Previous studies evaluating oncolytic potency of TG6002 in cell lines and xenograft models have shown promising results [11, 13]. However, murine xenograft models show several limits including the lack of immune system, their size and the non-spontaneous origin of the cancer. Highly relevant animal models are needed to assess the efficacy of treatment prior to human trials. In contrast to rodents, cancers arising in dogs have several commonalities with human cancers.
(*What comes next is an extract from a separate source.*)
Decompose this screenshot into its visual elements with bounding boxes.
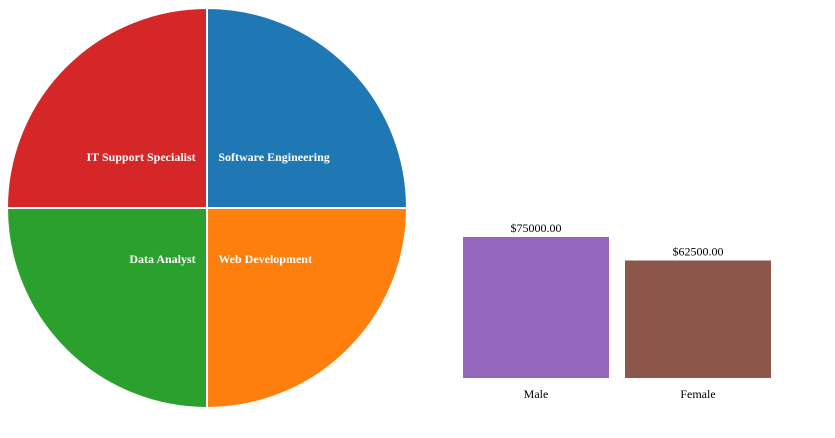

Indeed, dogs share the same environment with their owners, their immune system is intact, and cancer progression is spontaneous resulting in similar complexity, clonality, and immune suppression as seen in man [49]. In addition, the same cancer-associated genes and histological features have been found in both species for several cancers like urothelial carcinoma or mammary carcinoma [50, 51]. Thereby, it is now well recognized that dogs with spontaneous cancer serve as a good model for several human cancers [52]. A previous study has already established the oncolytic potency of TG6002 with 5-FC in canine mammary tumor explants [13]. Indeed, histological analyses of ex vivo canine mammary adenocarcinoma explants cultured with TG6002 and 5-FC, allowed assessment of tumor necrosis and conversion of 5-FC into 5-FU [13]. Considering dog as a relevant model in oncology in one hand, and promising in vitro results combine to the safety profile of TG6002 on the other hand, intratumoral injections of 5 × 107 pfu/kg of TG6002 can be considered for a clinical trial in dogs with spontaneous tumors. Indeed, the individual dog will benefit from effective treatment and the results are expected to help other dogs. Finally, the findings are expected to advance treatments in human oncology.